We can see that a random forest predicts 75 people will have a 0.9 probability of loss, whereas in reality the group has about 0.97 of the rate. Calibration and identification

Using the dataframe above I can draw a very simple graphic to help visualize the probability measurement. The x-axis represents the loss probability of a group of individuals randomly assigned to a given forest. The y-axis is the actual stirring rate within the group, and each point is scaled relative to the size of the group.

From ggplot import *
%matplotlib inline

baseline = Np.mean (Is_churn) ggplot (Counts,aes ' x= ', Pred_prob '
True_prob ', size= ' count ') + \
    geom_point (color= ' blue ') + \
    stat_function (fun = lambda x:x, color= ' red ') + \
    Stat_function (fun = lambda x:baseline, color= ' green ') + \
    Xlim ( -0.05,  1.05) + Ylim ( -0.05,1.05) + \
    Ggtitle (" Random Forest ") + \
    xlab (" predicted probability ") + ylab (" Relative frequency of outcome ")


You may also have noticed that I draw two lines I use Stat_function ().

The red line represents the perfect prediction for a given group, or when the predicted loss probability equals the result frequency. The Green line shows the loss probability of the baseline. For this dataset, it is about 0.15.

Calibration is a relatively simple measurement that can be summed up as follows: Events expected to occur 60% of the time should occur 60% of the time. For all individuals, I predict that the risk of loss is between 30% and 40%, and that the real loss rate for this group should be about 35%. For the graph above, think of it, my predictions are how close to the red line.

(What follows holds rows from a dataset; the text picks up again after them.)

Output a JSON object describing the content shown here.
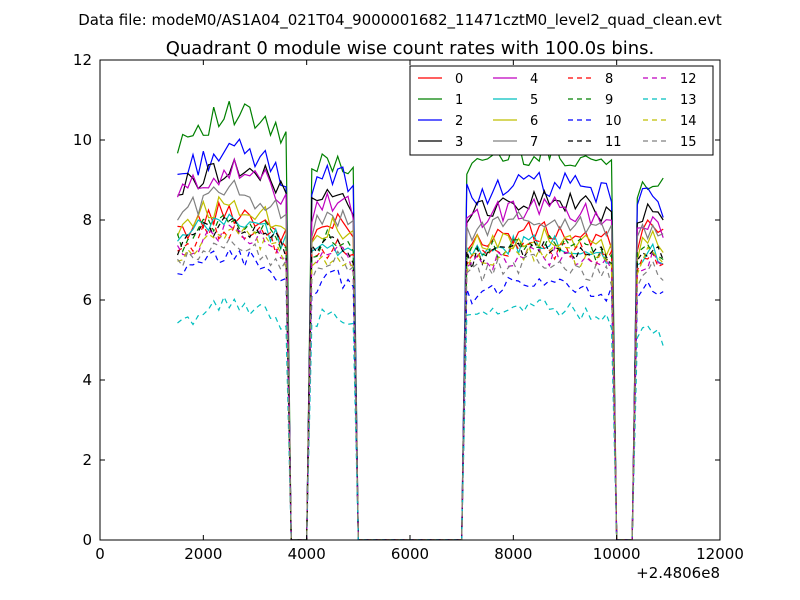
{
  "figure": {
    "suptitle": "Data file: modeM0/AS1A04_021T04_9000001682_11471cztM0_level2_quad_clean.evt"
  },
  "chart_data": {
    "type": "line",
    "title": "Quadrant 0 module wise count rates with 100.0s bins.",
    "xlabel": "",
    "ylabel": "",
    "xlim": [
      0,
      12000
    ],
    "ylim": [
      0,
      12
    ],
    "x_offset_label": "+2.4806e8",
    "x_ticks": [
      0,
      2000,
      4000,
      6000,
      8000,
      10000,
      12000
    ],
    "y_ticks": [
      0,
      2,
      4,
      6,
      8,
      10,
      12
    ],
    "grid": false,
    "legend_placement": "top-right",
    "legend_columns": 4,
    "x_segments": [
      {
        "start": 1500,
        "end": 3600,
        "step": 100
      },
      {
        "start": 3700,
        "end": 4000,
        "step": 100
      },
      {
        "start": 4100,
        "end": 4900,
        "step": 100
      },
      {
        "start": 5000,
        "end": 7000,
        "step": 100
      },
      {
        "start": 7100,
        "end": 9900,
        "step": 100
      },
      {
        "start": 10000,
        "end": 10300,
        "step": 100
      },
      {
        "start": 10400,
        "end": 10900,
        "step": 100
      }
    ],
    "series": [
      {
        "name": "0",
        "color": "#ff0000",
        "dash": "solid",
        "seg_levels": [
          7.6,
          0,
          7.6,
          0,
          7.4,
          0,
          7.5
        ]
      },
      {
        "name": "1",
        "color": "#008000",
        "dash": "solid",
        "seg_levels": [
          10.0,
          0,
          9.2,
          0,
          9.4,
          0,
          8.8
        ]
      },
      {
        "name": "2",
        "color": "#0000ff",
        "dash": "solid",
        "seg_levels": [
          9.1,
          0,
          8.8,
          0,
          8.6,
          0,
          8.3
        ]
      },
      {
        "name": "3",
        "color": "#000000",
        "dash": "solid",
        "seg_levels": [
          8.7,
          0,
          8.3,
          0,
          8.2,
          0,
          8.0
        ]
      },
      {
        "name": "4",
        "color": "#bf00bf",
        "dash": "solid",
        "seg_levels": [
          8.6,
          0,
          8.2,
          0,
          8.0,
          0,
          7.7
        ]
      },
      {
        "name": "5",
        "color": "#00bfbf",
        "dash": "solid",
        "seg_levels": [
          7.4,
          0,
          7.1,
          0,
          7.1,
          0,
          6.9
        ]
      },
      {
        "name": "6",
        "color": "#bfbf00",
        "dash": "solid",
        "seg_levels": [
          7.8,
          0,
          7.5,
          0,
          7.3,
          0,
          7.2
        ]
      },
      {
        "name": "7",
        "color": "#808080",
        "dash": "solid",
        "seg_levels": [
          8.1,
          0,
          7.8,
          0,
          7.7,
          0,
          7.5
        ]
      },
      {
        "name": "8",
        "color": "#ff0000",
        "dash": "dashed",
        "seg_levels": [
          7.2,
          0,
          7.0,
          0,
          7.0,
          0,
          6.9
        ]
      },
      {
        "name": "9",
        "color": "#008000",
        "dash": "dashed",
        "seg_levels": [
          7.4,
          0,
          7.2,
          0,
          7.1,
          0,
          7.0
        ]
      },
      {
        "name": "10",
        "color": "#0000ff",
        "dash": "dashed",
        "seg_levels": [
          6.5,
          0,
          6.3,
          0,
          6.1,
          0,
          6.0
        ]
      },
      {
        "name": "11",
        "color": "#000000",
        "dash": "dashed",
        "seg_levels": [
          7.3,
          0,
          7.1,
          0,
          7.0,
          0,
          6.9
        ]
      },
      {
        "name": "12",
        "color": "#bf00bf",
        "dash": "dashed",
        "seg_levels": [
          7.1,
          0,
          6.9,
          0,
          6.8,
          0,
          6.7
        ]
      },
      {
        "name": "13",
        "color": "#00bfbf",
        "dash": "dashed",
        "seg_levels": [
          5.3,
          0,
          5.4,
          0,
          5.5,
          0,
          5.0
        ]
      },
      {
        "name": "14",
        "color": "#bfbf00",
        "dash": "dashed",
        "seg_levels": [
          7.0,
          0,
          6.8,
          0,
          6.9,
          0,
          6.8
        ]
      },
      {
        "name": "15",
        "color": "#808080",
        "dash": "dashed",
        "seg_levels": [
          6.8,
          0,
          6.7,
          0,
          6.6,
          0,
          6.5
        ]
      }
    ]
  }
}
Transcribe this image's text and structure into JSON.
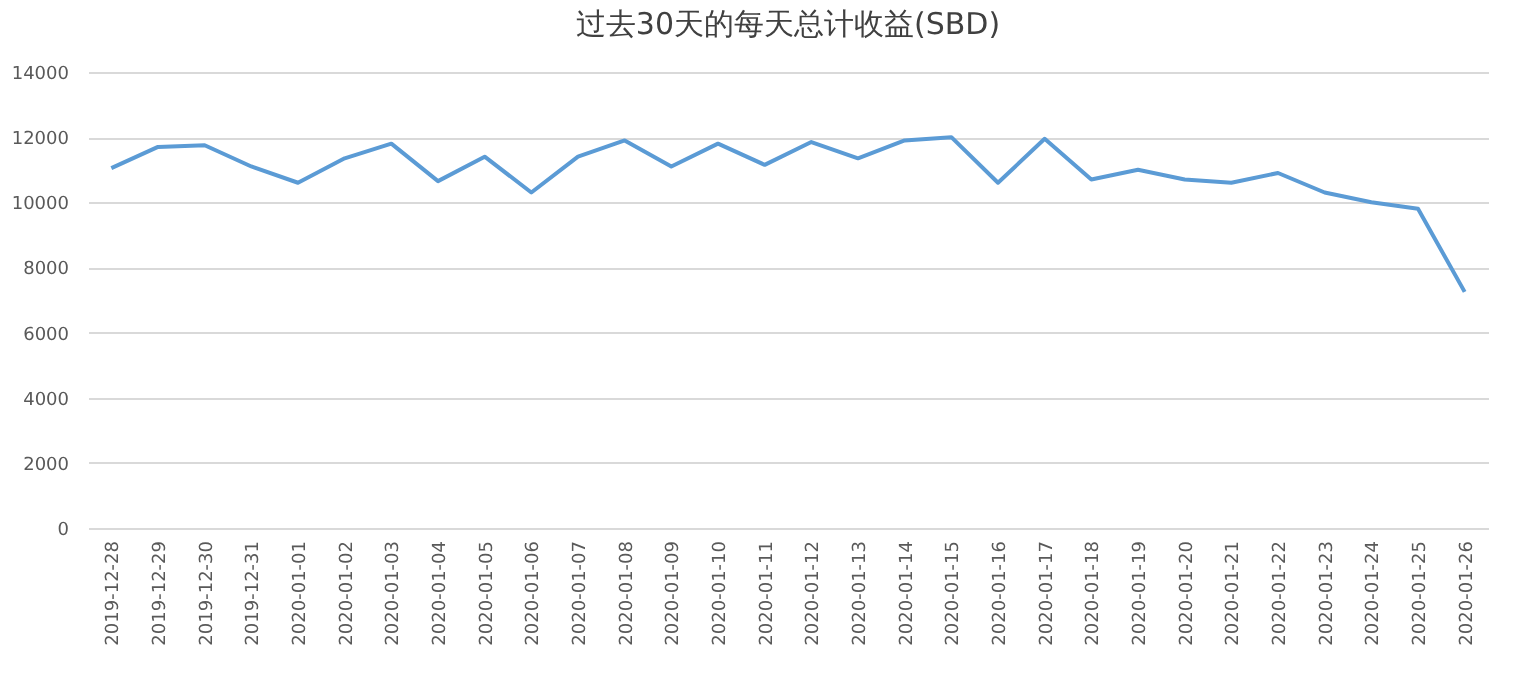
{
  "chart_data": {
    "type": "line",
    "title": "过去30天的每天总计收益(SBD)",
    "categories": [
      "2019-12-28",
      "2019-12-29",
      "2019-12-30",
      "2019-12-31",
      "2020-01-01",
      "2020-01-02",
      "2020-01-03",
      "2020-01-04",
      "2020-01-05",
      "2020-01-06",
      "2020-01-07",
      "2020-01-08",
      "2020-01-09",
      "2020-01-10",
      "2020-01-11",
      "2020-01-12",
      "2020-01-13",
      "2020-01-14",
      "2020-01-15",
      "2020-01-16",
      "2020-01-17",
      "2020-01-18",
      "2020-01-19",
      "2020-01-20",
      "2020-01-21",
      "2020-01-22",
      "2020-01-23",
      "2020-01-24",
      "2020-01-25",
      "2020-01-26"
    ],
    "series": [
      {
        "color": "#5b9bd5",
        "values": [
          11050,
          11700,
          11750,
          11100,
          10600,
          11350,
          11800,
          10650,
          11400,
          10300,
          11400,
          11900,
          11100,
          11800,
          11150,
          11850,
          11350,
          11900,
          12000,
          10600,
          11950,
          10700,
          11000,
          10700,
          10600,
          10900,
          10300,
          10000,
          9800,
          7250
        ]
      }
    ],
    "ylim": [
      0,
      14000
    ],
    "yticks": [
      0,
      2000,
      4000,
      6000,
      8000,
      10000,
      12000,
      14000
    ],
    "grid": "y",
    "marker": "none",
    "line_style": "solid"
  }
}
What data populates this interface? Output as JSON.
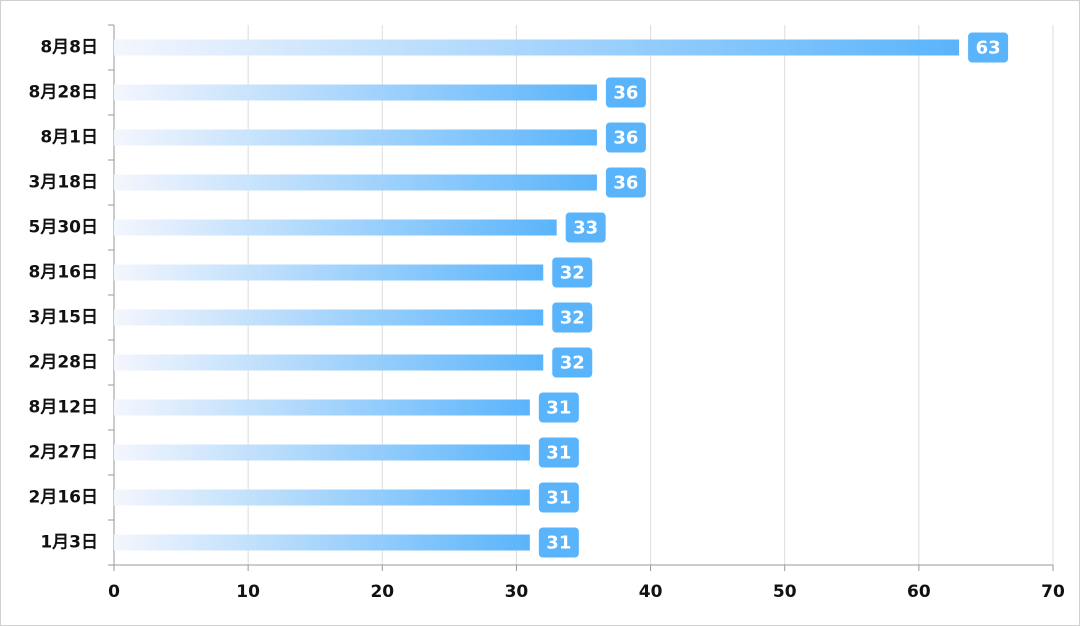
{
  "chart_data": {
    "type": "hbar",
    "categories": [
      "8月8日",
      "8月28日",
      "8月1日",
      "3月18日",
      "5月30日",
      "8月16日",
      "3月15日",
      "2月28日",
      "8月12日",
      "2月27日",
      "2月16日",
      "1月3日"
    ],
    "values": [
      63,
      36,
      36,
      36,
      33,
      32,
      32,
      32,
      31,
      31,
      31,
      31
    ],
    "color": "#5ab4fb",
    "xlim": [
      0,
      70
    ],
    "xticks": [
      0,
      10,
      20,
      30,
      40,
      50,
      60,
      70
    ],
    "grid": true
  }
}
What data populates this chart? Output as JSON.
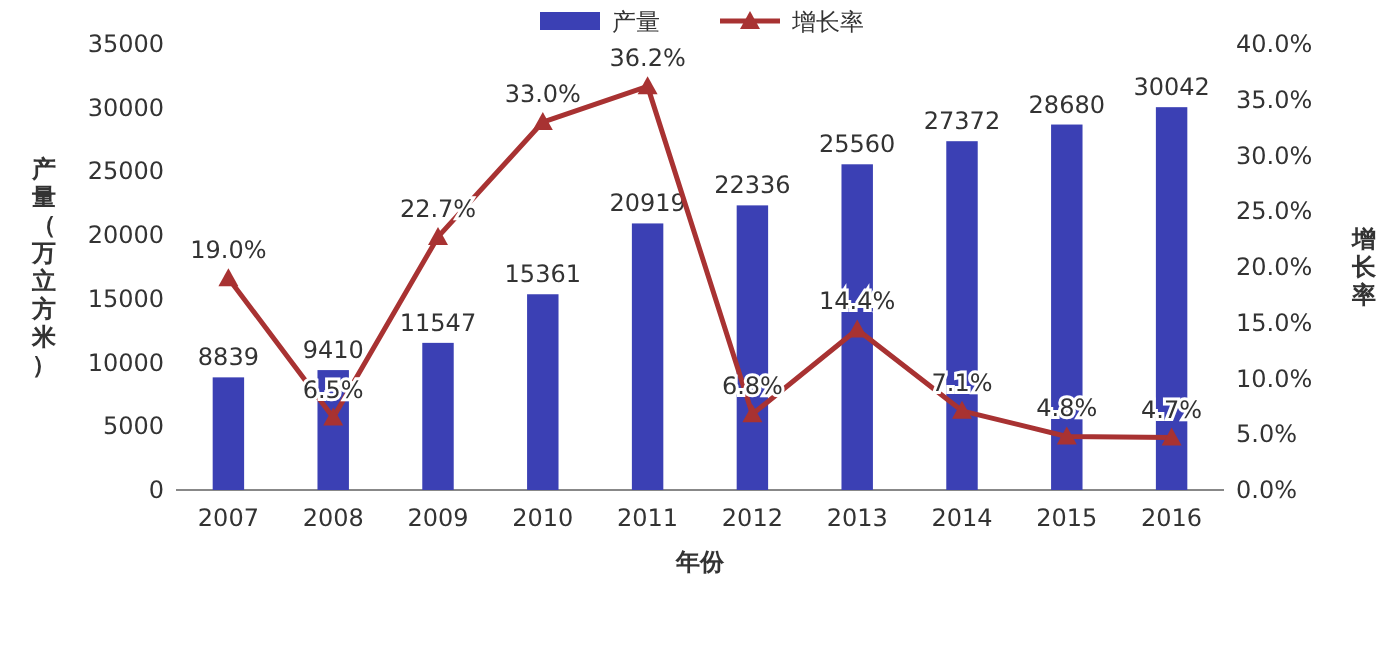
{
  "chart_data": {
    "type": "bar",
    "categories": [
      "2007",
      "2008",
      "2009",
      "2010",
      "2011",
      "2012",
      "2013",
      "2014",
      "2015",
      "2016"
    ],
    "series": [
      {
        "name": "产量",
        "color": "#3b40b4",
        "values": [
          8839,
          9410,
          11547,
          15361,
          20919,
          22336,
          25560,
          27372,
          28680,
          30042
        ],
        "value_labels": [
          "8839",
          "9410",
          "11547",
          "15361",
          "20919",
          "22336",
          "25560",
          "27372",
          "28680",
          "30042"
        ]
      },
      {
        "name": "增长率",
        "type": "line",
        "axis": "y2",
        "color": "#a83232",
        "marker": "triangle",
        "values": [
          19.0,
          6.5,
          22.7,
          33.0,
          36.2,
          6.8,
          14.4,
          7.1,
          4.8,
          4.7
        ],
        "value_labels": [
          "19.0%",
          "6.5%",
          "22.7%",
          "33.0%",
          "36.2%",
          "6.8%",
          "14.4%",
          "7.1%",
          "4.8%",
          "4.7%"
        ]
      }
    ],
    "ylim": [
      0,
      35000
    ],
    "yticks": [
      0,
      5000,
      10000,
      15000,
      20000,
      25000,
      30000,
      35000
    ],
    "y2lim": [
      0,
      40
    ],
    "y2ticks": [
      {
        "value": 0,
        "label": "0.0%"
      },
      {
        "value": 5,
        "label": "5.0%"
      },
      {
        "value": 10,
        "label": "10.0%"
      },
      {
        "value": 15,
        "label": "15.0%"
      },
      {
        "value": 20,
        "label": "20.0%"
      },
      {
        "value": 25,
        "label": "25.0%"
      },
      {
        "value": 30,
        "label": "30.0%"
      },
      {
        "value": 35,
        "label": "35.0%"
      },
      {
        "value": 40,
        "label": "40.0%"
      }
    ],
    "ylabel": "产量（万立方米）",
    "y2label": "增长率",
    "xlabel": "年份",
    "legend": "top"
  }
}
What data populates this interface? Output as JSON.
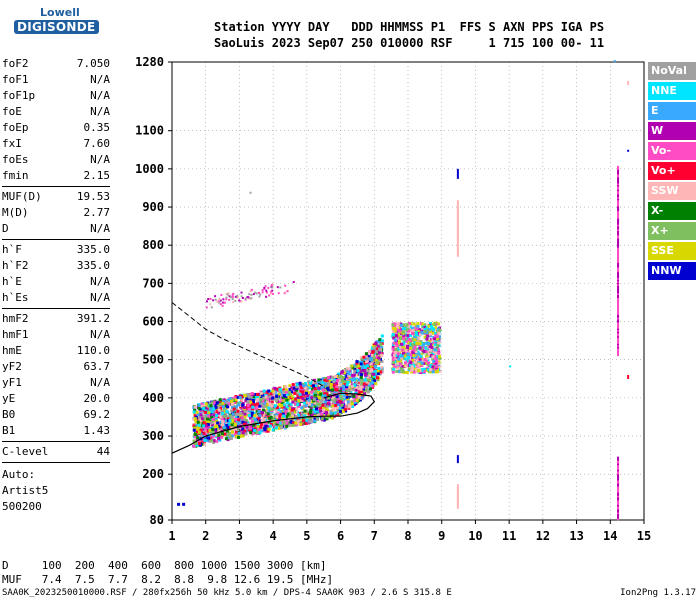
{
  "logo": {
    "line1": "Lowell",
    "line2": "DIGISONDE"
  },
  "header": {
    "line1": "Station YYYY DAY   DDD HHMMSS P1  FFS S AXN PPS IGA PS",
    "line2": "SaoLuis 2023 Sep07 250 010000 RSF     1 715 100 00- 11"
  },
  "params": [
    {
      "group": [
        {
          "label": "foF2",
          "value": "7.050"
        },
        {
          "label": "foF1",
          "value": "N/A"
        },
        {
          "label": "foF1p",
          "value": "N/A"
        },
        {
          "label": "foE",
          "value": "N/A"
        },
        {
          "label": "foEp",
          "value": "0.35"
        },
        {
          "label": "fxI",
          "value": "7.60"
        },
        {
          "label": "foEs",
          "value": "N/A"
        },
        {
          "label": "fmin",
          "value": "2.15"
        }
      ]
    },
    {
      "group": [
        {
          "label": "MUF(D)",
          "value": "19.53"
        },
        {
          "label": "M(D)",
          "value": "2.77"
        },
        {
          "label": "D",
          "value": "N/A"
        }
      ]
    },
    {
      "group": [
        {
          "label": "h`F",
          "value": "335.0"
        },
        {
          "label": "h`F2",
          "value": "335.0"
        },
        {
          "label": "h`E",
          "value": "N/A"
        },
        {
          "label": "h`Es",
          "value": "N/A"
        }
      ]
    },
    {
      "group": [
        {
          "label": "hmF2",
          "value": "391.2"
        },
        {
          "label": "hmF1",
          "value": "N/A"
        },
        {
          "label": "hmE",
          "value": "110.0"
        },
        {
          "label": "yF2",
          "value": "63.7"
        },
        {
          "label": "yF1",
          "value": "N/A"
        },
        {
          "label": "yE",
          "value": "20.0"
        },
        {
          "label": "B0",
          "value": "69.2"
        },
        {
          "label": "B1",
          "value": "1.43"
        }
      ]
    },
    {
      "group": [
        {
          "label": "C-level",
          "value": "44"
        }
      ]
    }
  ],
  "autoscale": [
    "Auto:",
    "Artist5",
    "500200"
  ],
  "legend": [
    {
      "label": "NoVal",
      "color": "#a0a0a0"
    },
    {
      "label": "NNE",
      "color": "#00e5ff"
    },
    {
      "label": "E",
      "color": "#39a9ff"
    },
    {
      "label": "W",
      "color": "#b000b0"
    },
    {
      "label": "Vo-",
      "color": "#ff4cc4"
    },
    {
      "label": "Vo+",
      "color": "#ff0030"
    },
    {
      "label": "SSW",
      "color": "#ffb6b6"
    },
    {
      "label": "X-",
      "color": "#008000"
    },
    {
      "label": "X+",
      "color": "#7fbf5f"
    },
    {
      "label": "SSE",
      "color": "#d8d800"
    },
    {
      "label": "NNW",
      "color": "#0000d0"
    }
  ],
  "bottom_table": {
    "row1": "D     100  200  400  600  800 1000 1500 3000 [km]",
    "row2": "MUF   7.4  7.5  7.7  8.2  8.8  9.8 12.6 19.5 [MHz]"
  },
  "footer": {
    "left": "SAA0K_2023250010000.RSF / 280fx256h 50 kHz 5.0 km / DPS-4 SAA0K 903 / 2.6 S 315.8 E",
    "right": "Ion2Png 1.3.17"
  },
  "chart_data": {
    "type": "scatter",
    "xlim": [
      1,
      15
    ],
    "ylim": [
      80,
      1280
    ],
    "x_ticks": [
      1,
      2,
      3,
      4,
      5,
      6,
      7,
      8,
      9,
      10,
      11,
      12,
      13,
      14,
      15
    ],
    "y_ticks": [
      80,
      200,
      300,
      400,
      500,
      600,
      700,
      800,
      900,
      1000,
      1100,
      1280
    ],
    "grid": "dotted",
    "profile_curve": {
      "x": [
        1.0,
        1.5,
        2.0,
        3.0,
        4.0,
        5.0,
        5.5,
        6.0,
        6.5,
        6.8,
        7.0,
        6.9,
        6.5,
        6.0,
        5.5
      ],
      "y": [
        255,
        275,
        300,
        325,
        340,
        350,
        352,
        352,
        360,
        372,
        390,
        405,
        410,
        412,
        400
      ]
    },
    "dashed_curve": {
      "x": [
        1.0,
        1.5,
        2.0,
        2.5,
        3.0,
        3.5,
        4.0,
        4.5,
        5.0,
        5.5
      ],
      "y": [
        650,
        615,
        580,
        555,
        535,
        515,
        495,
        475,
        455,
        430
      ]
    }
  }
}
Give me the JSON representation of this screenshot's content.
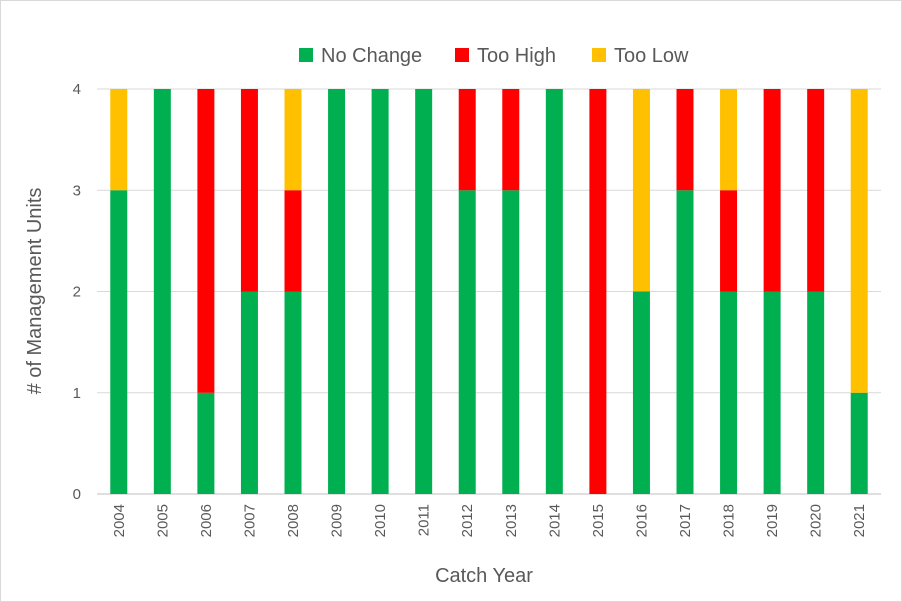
{
  "chart_data": {
    "type": "bar",
    "stacked": true,
    "categories": [
      "2004",
      "2005",
      "2006",
      "2007",
      "2008",
      "2009",
      "2010",
      "2011",
      "2012",
      "2013",
      "2014",
      "2015",
      "2016",
      "2017",
      "2018",
      "2019",
      "2020",
      "2021"
    ],
    "series": [
      {
        "name": "No Change",
        "color": "#00b050",
        "values": [
          3,
          4,
          1,
          2,
          2,
          4,
          4,
          4,
          3,
          3,
          4,
          0,
          2,
          3,
          2,
          2,
          2,
          1
        ]
      },
      {
        "name": "Too High",
        "color": "#ff0000",
        "values": [
          0,
          0,
          3,
          2,
          1,
          0,
          0,
          0,
          1,
          1,
          0,
          4,
          0,
          1,
          1,
          2,
          2,
          0
        ]
      },
      {
        "name": "Too Low",
        "color": "#ffc000",
        "values": [
          1,
          0,
          0,
          0,
          1,
          0,
          0,
          0,
          0,
          0,
          0,
          0,
          2,
          0,
          1,
          0,
          0,
          3
        ]
      }
    ],
    "xlabel": "Catch Year",
    "ylabel": "# of Management Units",
    "ylim": [
      0,
      4
    ],
    "yticks": [
      "0",
      "1",
      "2",
      "3",
      "4"
    ],
    "grid": true,
    "legend_position": "top"
  }
}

Original English Address: http://blog.yhat.com/posts/predicting-customer-churn-with-sklearn.html

Contact Us

The content source of this page is from Internet, which doesn't represent Alibaba Cloud's opinion; products and services mentioned on that page don't have any relationship with Alibaba Cloud. If the content of the page makes you feel confusing, please write us an email, we will handle the problem within 5 days after receiving your email.

If you find any instances of plagiarism from the community, please send an email to: info-contact@alibabacloud.com and provide relevant evidence. A staff member will contact you within 5 working days.

A Free Trial That Lets You Build Big!

Start building with 50+ products and up to 12 months usage for Elastic Compute Service

  • Sales Support

    1 on 1 presale consultation

  • After-Sales Support

    24/7 Technical Support 6 Free Tickets per Quarter Faster Response

  • Alibaba Cloud offers highly flexible support services tailored to meet your exact needs.